The amount paid by U.S. consumers for gasoline is closely linked to the international price of oil. If the ban was lifted, and crude stockpiles in the U.S. were suddenly pushed into markets abroad, the international price of oil would fall and gasoline would likely follow suit, the two reports concluded.

While the argument has been verified repeatedly by people in the know, explaining it in a 30-second sound bite has been tough, according to Continental’s Hamm.

When the industry began pushing the idea on Capitol Hill, “people thought it was almost unbelievable,” Hamm told the audience in Houston last week. “It’s going to take a little while to change the mindset of Americans.”

Refiners’ Views

At the same time, the idea is being undermined by U.S. refiners, who want domestic crude to remain at home. Jay Hauck, executive director of the CRUDE Coalition, which is comprised of four independent U.S. refineries, has pushed to keep the ban.

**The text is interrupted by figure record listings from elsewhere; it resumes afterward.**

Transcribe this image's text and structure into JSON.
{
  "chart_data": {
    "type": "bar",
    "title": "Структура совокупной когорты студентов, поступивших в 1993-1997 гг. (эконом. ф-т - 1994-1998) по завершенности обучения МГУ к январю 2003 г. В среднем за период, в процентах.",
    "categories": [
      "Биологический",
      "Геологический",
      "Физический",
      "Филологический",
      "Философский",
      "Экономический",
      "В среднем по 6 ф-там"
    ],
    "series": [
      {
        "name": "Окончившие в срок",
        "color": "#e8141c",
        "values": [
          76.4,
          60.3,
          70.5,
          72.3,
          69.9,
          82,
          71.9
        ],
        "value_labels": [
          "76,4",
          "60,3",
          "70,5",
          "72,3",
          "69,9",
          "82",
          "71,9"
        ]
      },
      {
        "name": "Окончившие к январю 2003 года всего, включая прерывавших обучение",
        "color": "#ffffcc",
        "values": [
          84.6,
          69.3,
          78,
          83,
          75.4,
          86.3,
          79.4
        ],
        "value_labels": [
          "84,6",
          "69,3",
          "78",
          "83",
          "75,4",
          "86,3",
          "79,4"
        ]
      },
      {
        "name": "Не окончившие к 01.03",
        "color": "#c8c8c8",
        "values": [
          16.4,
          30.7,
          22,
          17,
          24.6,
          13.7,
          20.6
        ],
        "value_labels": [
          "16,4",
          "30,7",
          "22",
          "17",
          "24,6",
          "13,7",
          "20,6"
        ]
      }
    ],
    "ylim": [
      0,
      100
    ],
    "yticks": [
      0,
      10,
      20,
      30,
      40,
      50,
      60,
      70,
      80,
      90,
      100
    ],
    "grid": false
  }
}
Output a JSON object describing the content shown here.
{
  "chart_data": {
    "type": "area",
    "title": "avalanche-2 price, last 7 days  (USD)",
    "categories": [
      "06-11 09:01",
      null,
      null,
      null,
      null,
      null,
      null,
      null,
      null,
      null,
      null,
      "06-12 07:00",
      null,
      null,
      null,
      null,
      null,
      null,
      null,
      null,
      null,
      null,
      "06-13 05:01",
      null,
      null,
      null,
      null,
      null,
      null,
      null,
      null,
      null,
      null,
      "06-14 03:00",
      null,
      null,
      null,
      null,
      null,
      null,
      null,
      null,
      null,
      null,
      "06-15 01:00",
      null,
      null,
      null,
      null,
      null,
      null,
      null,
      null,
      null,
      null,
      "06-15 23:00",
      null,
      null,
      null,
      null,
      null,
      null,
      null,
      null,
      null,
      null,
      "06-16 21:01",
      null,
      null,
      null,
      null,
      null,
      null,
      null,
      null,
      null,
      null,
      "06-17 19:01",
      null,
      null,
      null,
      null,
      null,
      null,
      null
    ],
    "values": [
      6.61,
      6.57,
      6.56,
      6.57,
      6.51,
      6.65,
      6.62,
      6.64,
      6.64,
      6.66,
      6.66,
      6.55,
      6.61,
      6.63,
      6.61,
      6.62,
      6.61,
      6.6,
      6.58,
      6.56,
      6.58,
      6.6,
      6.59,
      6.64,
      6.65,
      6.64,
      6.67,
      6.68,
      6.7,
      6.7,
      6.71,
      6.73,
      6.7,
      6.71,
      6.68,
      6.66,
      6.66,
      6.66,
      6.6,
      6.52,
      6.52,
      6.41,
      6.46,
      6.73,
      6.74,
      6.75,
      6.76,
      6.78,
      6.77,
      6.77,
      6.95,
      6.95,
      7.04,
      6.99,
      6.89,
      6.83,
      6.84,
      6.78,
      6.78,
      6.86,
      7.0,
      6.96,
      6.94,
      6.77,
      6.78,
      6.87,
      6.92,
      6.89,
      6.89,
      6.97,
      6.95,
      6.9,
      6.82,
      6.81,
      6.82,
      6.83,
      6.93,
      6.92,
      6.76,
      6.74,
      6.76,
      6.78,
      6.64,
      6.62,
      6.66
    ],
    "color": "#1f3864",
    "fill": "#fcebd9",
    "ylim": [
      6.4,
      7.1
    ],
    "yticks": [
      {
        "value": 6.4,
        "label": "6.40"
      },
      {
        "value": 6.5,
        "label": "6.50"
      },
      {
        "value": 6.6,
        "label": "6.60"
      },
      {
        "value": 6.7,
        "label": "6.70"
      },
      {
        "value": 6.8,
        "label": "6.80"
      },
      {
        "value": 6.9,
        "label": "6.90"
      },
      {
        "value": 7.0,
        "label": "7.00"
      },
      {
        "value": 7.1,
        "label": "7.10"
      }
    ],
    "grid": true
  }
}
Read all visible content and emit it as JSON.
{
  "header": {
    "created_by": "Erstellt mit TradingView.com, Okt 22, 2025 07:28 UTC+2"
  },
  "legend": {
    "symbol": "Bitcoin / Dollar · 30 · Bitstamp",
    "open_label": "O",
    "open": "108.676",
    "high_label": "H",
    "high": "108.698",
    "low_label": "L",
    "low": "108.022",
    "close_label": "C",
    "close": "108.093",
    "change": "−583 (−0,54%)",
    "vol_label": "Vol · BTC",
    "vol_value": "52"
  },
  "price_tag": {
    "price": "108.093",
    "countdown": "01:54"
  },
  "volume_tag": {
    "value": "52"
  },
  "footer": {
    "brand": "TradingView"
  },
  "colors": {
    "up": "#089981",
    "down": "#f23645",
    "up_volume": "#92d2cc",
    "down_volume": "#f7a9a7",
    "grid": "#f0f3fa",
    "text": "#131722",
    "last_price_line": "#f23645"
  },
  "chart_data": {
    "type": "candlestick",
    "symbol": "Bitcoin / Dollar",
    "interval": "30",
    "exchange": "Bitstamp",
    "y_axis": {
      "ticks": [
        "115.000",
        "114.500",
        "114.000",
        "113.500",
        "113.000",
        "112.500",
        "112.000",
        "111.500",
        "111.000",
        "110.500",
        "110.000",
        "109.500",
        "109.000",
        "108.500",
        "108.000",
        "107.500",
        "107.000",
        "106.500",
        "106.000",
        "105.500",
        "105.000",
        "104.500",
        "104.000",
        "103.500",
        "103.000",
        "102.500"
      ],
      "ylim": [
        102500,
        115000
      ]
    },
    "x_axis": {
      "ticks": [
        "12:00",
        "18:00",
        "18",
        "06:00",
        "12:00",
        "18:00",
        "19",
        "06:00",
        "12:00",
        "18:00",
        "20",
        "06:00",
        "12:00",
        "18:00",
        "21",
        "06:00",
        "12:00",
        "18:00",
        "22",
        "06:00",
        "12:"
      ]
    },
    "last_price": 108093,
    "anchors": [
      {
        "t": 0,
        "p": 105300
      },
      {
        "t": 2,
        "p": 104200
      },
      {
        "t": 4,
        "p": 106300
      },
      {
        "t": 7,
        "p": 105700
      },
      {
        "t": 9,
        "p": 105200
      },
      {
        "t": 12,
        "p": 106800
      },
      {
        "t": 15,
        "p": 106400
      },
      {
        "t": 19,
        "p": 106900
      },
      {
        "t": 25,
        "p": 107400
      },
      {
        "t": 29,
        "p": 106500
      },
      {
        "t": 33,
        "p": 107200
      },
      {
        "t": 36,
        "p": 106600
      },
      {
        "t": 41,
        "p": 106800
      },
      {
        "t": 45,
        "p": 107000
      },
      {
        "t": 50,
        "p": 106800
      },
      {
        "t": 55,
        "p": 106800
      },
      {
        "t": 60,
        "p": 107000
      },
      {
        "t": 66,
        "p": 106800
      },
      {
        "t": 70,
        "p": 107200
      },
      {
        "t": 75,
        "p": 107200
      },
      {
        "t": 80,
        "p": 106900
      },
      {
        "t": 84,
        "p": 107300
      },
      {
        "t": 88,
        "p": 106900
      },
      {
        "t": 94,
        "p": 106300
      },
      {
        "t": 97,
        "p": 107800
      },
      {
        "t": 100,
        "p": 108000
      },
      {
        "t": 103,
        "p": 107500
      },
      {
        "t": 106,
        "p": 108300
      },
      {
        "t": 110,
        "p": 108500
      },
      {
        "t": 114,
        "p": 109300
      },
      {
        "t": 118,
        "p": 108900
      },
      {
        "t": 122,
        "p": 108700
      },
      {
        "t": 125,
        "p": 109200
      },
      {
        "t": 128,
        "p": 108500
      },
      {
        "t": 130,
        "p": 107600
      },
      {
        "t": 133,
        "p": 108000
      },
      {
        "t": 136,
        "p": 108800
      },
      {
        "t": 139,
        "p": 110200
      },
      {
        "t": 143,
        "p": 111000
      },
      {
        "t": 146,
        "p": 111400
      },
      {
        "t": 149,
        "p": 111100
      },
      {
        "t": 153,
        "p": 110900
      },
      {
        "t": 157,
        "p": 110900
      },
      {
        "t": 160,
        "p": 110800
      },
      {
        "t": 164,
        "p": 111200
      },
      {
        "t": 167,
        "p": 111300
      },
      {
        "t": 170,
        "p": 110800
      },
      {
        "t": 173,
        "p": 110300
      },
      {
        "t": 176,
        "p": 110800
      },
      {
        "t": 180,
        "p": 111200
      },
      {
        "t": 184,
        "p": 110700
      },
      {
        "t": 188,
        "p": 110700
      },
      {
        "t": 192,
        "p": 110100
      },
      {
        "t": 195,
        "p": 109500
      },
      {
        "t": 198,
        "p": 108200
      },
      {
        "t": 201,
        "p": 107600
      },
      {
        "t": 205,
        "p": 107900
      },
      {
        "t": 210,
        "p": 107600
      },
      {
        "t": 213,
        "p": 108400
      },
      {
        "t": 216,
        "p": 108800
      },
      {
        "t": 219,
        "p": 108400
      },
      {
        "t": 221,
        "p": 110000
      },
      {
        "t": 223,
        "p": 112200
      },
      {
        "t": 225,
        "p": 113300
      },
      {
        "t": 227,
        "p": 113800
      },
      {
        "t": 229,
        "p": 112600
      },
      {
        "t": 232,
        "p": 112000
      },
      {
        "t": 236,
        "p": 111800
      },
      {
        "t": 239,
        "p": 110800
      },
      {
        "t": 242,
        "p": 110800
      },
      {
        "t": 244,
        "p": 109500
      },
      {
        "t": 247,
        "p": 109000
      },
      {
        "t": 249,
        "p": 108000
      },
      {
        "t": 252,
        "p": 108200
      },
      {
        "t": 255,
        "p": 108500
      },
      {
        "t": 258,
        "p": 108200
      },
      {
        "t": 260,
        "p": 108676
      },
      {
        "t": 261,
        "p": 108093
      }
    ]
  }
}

“It doesn’t make economic sense for the producers at the wellhead to get an extra $1 or $2 a barrel and somehow, at the receiving end. users are going to pay less,” Hauck said in a telephone interview.

From the outset, there have been exceptions to the ban. Producers can ship crude to Canada, as long as it’s used within the country and Alaskan oil can be sent out via the Trans-Alaskan pipeline.

Last year, drillers were granted permission to ship abroad lightly processed crude, known as condensate. That’s raised hopes within the industry that the government is at least open to thinking about whether the ban could be lifted. Such exceptions may soon become broad enough to sail a supertanker through.